Insecurity—including unsafe roads, sporadic clashes and active fighting in frontline areas—often makes it extremely challenging to deliver vaccines where they are most needed and to carry out immunization campaigns on time. Delays caused by security constraints allow the virus more time to spread, making outbreaks harder to contain and increasing the risk for children before teams can respond.

Logistical constraints and funding shortfalls are also playing a role in the delivery of vaccines and medical supplies in eastern DRC. Restrictions on humanitarian operations at Bukavu and Goma airports mean shipments from Kinshasa to some areas in eastern DRC must take longer, more expensive routes, delaying deliveries and stretching already limited resources.

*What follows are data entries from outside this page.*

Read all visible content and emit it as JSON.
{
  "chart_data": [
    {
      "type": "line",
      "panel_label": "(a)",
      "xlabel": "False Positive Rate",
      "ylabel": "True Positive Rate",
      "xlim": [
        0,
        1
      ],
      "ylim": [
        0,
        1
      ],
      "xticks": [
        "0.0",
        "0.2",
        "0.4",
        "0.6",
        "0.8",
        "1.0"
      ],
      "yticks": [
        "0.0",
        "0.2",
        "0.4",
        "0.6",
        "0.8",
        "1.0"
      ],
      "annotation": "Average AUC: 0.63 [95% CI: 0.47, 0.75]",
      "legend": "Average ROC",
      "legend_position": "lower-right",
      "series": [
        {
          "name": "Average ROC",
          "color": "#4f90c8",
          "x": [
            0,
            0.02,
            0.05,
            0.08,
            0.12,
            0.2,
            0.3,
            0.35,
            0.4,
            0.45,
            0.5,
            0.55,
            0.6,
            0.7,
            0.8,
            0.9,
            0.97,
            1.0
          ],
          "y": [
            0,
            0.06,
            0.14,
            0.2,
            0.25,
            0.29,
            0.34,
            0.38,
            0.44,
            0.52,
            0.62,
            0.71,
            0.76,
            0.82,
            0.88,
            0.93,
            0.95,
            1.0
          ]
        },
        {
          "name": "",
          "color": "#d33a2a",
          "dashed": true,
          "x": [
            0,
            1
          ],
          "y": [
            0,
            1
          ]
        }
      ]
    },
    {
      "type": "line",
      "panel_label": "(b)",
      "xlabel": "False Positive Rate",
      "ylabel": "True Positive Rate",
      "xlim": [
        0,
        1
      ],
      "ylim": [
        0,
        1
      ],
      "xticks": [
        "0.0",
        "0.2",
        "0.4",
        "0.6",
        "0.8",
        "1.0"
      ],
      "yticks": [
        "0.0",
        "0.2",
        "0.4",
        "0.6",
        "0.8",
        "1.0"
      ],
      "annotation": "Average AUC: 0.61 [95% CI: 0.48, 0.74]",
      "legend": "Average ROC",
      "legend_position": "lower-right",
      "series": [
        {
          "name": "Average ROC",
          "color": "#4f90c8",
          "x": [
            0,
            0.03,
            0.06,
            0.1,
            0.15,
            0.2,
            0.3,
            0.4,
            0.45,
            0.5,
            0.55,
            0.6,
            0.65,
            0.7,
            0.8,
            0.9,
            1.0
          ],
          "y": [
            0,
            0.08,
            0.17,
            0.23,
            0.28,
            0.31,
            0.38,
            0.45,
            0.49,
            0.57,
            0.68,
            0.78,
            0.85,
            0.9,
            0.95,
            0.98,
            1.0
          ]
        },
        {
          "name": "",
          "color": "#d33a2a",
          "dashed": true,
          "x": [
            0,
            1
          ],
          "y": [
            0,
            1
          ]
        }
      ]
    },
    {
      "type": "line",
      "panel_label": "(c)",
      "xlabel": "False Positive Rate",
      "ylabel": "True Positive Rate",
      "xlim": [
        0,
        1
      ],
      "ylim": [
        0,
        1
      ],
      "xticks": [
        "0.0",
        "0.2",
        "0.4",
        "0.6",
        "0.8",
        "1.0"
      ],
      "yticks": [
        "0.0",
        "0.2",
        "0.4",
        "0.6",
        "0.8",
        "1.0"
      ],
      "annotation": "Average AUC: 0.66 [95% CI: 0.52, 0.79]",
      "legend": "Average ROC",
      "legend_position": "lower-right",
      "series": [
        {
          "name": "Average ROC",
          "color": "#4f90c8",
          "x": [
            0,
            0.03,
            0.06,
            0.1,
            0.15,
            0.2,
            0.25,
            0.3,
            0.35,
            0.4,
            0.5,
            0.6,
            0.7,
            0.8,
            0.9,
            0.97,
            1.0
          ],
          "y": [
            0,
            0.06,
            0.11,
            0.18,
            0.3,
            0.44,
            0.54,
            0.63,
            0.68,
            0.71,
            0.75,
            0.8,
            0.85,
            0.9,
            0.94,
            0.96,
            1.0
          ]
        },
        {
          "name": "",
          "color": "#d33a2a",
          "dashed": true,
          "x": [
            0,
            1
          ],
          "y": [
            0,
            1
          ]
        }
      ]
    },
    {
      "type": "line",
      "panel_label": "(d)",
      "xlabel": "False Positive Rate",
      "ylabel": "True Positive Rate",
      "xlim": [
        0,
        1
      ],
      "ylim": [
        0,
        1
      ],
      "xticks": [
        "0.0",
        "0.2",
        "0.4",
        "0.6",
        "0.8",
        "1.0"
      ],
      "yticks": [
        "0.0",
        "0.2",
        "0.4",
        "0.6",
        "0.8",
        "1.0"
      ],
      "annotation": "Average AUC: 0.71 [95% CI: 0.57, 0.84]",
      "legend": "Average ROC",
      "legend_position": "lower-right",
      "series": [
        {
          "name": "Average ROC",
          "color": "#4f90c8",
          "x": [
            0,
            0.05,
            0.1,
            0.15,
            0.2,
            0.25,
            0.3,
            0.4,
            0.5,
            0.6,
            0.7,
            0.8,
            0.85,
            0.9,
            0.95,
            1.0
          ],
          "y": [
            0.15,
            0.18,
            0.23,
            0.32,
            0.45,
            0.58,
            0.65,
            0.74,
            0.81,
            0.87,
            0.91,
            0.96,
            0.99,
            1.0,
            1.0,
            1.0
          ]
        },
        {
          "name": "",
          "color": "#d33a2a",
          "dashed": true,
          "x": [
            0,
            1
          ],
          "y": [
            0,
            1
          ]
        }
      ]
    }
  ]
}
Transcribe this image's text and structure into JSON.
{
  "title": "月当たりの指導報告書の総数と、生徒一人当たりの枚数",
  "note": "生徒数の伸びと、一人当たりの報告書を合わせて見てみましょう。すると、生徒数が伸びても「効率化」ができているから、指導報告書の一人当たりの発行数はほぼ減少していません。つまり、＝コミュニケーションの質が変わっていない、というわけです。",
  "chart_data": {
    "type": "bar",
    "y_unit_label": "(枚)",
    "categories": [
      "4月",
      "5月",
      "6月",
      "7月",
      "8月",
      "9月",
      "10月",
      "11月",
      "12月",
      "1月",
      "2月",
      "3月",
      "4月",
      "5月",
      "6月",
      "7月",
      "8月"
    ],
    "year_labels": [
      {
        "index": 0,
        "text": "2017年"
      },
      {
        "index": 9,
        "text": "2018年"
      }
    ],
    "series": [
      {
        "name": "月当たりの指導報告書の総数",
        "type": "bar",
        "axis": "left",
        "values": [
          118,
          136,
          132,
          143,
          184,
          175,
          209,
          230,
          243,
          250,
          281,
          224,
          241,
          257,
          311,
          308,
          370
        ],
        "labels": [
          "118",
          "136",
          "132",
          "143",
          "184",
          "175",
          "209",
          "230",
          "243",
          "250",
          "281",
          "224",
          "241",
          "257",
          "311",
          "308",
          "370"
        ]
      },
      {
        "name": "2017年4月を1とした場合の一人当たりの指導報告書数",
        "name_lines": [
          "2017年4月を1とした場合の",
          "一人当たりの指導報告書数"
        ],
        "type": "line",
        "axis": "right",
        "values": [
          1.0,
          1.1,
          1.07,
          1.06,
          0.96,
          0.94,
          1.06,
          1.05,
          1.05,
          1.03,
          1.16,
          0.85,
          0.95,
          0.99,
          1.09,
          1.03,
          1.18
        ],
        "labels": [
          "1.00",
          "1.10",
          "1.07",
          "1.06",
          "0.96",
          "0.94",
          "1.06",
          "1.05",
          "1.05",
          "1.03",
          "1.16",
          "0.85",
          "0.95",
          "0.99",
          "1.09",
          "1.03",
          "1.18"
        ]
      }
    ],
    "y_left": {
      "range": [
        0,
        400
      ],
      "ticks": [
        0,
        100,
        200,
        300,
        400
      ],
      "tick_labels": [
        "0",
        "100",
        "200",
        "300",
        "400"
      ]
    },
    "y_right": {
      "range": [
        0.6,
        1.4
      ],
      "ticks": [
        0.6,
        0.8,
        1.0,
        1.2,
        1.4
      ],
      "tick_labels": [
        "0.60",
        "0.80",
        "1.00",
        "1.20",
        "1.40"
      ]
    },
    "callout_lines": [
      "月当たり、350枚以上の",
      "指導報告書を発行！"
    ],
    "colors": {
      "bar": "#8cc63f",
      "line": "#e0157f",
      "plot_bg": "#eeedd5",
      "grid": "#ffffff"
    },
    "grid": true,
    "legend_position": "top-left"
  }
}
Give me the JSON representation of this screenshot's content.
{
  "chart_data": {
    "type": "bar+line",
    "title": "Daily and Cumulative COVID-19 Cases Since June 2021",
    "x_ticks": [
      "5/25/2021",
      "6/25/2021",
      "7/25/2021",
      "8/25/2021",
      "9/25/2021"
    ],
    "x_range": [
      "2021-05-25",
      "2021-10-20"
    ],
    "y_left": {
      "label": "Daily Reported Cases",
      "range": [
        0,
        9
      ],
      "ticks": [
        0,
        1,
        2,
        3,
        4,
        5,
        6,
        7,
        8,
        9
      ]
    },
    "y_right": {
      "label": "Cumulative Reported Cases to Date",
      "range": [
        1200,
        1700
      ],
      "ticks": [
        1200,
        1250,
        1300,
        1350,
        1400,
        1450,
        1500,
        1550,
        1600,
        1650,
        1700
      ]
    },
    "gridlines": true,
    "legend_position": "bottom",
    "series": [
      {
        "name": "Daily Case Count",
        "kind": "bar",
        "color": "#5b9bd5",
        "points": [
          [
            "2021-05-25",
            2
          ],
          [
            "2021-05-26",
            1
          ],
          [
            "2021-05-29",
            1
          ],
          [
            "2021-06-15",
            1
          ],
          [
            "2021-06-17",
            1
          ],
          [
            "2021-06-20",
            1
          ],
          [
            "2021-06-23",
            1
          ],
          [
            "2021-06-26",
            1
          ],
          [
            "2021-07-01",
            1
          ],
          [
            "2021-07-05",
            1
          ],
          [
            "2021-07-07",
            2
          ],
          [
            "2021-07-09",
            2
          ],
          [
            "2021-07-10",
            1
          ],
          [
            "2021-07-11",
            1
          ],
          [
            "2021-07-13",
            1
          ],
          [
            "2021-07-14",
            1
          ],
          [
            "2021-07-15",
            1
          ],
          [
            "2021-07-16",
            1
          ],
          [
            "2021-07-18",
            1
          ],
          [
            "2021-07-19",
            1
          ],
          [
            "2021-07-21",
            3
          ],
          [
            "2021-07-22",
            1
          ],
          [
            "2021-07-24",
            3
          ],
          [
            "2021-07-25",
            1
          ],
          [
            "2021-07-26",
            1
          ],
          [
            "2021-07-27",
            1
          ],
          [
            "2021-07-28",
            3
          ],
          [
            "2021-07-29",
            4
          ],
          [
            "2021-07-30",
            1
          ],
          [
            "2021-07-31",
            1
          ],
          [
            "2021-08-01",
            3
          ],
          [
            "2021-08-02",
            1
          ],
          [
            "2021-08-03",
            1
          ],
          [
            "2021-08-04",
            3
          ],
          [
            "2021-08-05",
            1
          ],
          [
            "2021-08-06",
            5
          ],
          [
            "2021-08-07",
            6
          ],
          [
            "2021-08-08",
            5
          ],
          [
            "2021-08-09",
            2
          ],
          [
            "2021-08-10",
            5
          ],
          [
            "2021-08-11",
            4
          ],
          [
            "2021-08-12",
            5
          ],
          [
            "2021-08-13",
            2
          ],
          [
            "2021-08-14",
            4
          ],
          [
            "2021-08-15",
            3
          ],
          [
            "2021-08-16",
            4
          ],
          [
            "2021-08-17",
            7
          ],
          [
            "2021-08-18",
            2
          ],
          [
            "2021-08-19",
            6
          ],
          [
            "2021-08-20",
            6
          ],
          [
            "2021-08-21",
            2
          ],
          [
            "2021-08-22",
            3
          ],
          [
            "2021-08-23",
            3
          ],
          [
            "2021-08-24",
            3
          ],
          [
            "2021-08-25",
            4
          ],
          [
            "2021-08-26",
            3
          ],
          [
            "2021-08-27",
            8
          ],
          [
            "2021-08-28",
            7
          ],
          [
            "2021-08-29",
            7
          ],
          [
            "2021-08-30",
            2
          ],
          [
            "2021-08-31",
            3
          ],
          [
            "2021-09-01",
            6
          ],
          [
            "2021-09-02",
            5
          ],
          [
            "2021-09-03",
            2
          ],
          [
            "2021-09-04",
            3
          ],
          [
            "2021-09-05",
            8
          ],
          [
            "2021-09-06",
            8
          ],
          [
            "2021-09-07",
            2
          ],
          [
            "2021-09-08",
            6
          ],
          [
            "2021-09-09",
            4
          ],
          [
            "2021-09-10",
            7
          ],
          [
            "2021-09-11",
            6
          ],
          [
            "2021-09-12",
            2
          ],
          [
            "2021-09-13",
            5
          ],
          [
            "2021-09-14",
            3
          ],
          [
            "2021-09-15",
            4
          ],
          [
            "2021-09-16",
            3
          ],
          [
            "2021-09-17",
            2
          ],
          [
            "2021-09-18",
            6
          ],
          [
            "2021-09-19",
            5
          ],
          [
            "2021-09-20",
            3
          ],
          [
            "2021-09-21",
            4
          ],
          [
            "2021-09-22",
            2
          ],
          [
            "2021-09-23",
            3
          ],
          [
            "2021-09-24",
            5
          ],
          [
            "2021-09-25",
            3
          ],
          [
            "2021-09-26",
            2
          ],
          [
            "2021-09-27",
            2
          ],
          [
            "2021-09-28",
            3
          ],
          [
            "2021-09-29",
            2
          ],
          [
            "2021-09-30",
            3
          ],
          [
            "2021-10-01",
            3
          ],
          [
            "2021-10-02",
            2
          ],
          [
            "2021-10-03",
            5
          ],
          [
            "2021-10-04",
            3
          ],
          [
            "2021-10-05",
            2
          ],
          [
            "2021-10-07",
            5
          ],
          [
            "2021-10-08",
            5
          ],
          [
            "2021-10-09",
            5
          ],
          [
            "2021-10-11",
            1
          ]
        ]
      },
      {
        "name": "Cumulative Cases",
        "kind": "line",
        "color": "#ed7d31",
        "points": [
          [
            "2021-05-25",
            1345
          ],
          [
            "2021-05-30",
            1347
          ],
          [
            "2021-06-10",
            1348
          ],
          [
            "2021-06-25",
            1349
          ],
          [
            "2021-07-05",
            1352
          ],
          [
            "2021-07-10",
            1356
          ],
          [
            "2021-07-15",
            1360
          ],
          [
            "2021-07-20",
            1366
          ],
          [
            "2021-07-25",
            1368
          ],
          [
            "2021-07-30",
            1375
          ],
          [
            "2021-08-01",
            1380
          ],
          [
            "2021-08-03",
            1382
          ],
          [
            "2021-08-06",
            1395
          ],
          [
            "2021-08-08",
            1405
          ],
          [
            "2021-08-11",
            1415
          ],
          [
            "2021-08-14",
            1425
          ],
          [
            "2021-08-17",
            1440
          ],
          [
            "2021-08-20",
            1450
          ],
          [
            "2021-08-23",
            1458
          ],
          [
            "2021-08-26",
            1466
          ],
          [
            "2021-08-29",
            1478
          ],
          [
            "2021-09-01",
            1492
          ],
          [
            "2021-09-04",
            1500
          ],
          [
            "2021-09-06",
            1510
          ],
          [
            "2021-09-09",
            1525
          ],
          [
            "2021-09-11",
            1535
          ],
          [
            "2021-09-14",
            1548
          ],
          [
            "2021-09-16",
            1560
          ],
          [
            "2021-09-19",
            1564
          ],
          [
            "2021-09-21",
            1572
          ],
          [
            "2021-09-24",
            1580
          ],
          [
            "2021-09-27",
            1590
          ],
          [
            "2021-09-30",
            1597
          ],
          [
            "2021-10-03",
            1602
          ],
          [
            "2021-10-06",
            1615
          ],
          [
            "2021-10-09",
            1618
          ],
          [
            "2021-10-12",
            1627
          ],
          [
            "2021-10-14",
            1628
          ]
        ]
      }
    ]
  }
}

“Even when supplies are available, getting them to where they are needed has become far more complex and costly,” says Ndong. “Longer transport routes to some areas—where it used to take a few days now take more than a month during the rainy season—higher costs, with cargo prices fourfold higher than before, resulting in delays directly and affecting our ability to respond quickly to outbreaks.”

Health authorities and organizations, including MSF, are working to replenish supplies, but doing so now requires far greater logistical and financial resources—at a time when humanitarian funding is sharply reduced and government spending on healthcare remains insufficient.

“Continued collaboration and support are vital to safeguarding children from measles,” says Ndong. “We encourage the authorities, partners and communities to work together to strengthen vaccination efforts, reinforce health systems, and ensure that essential care reaches every child in need.”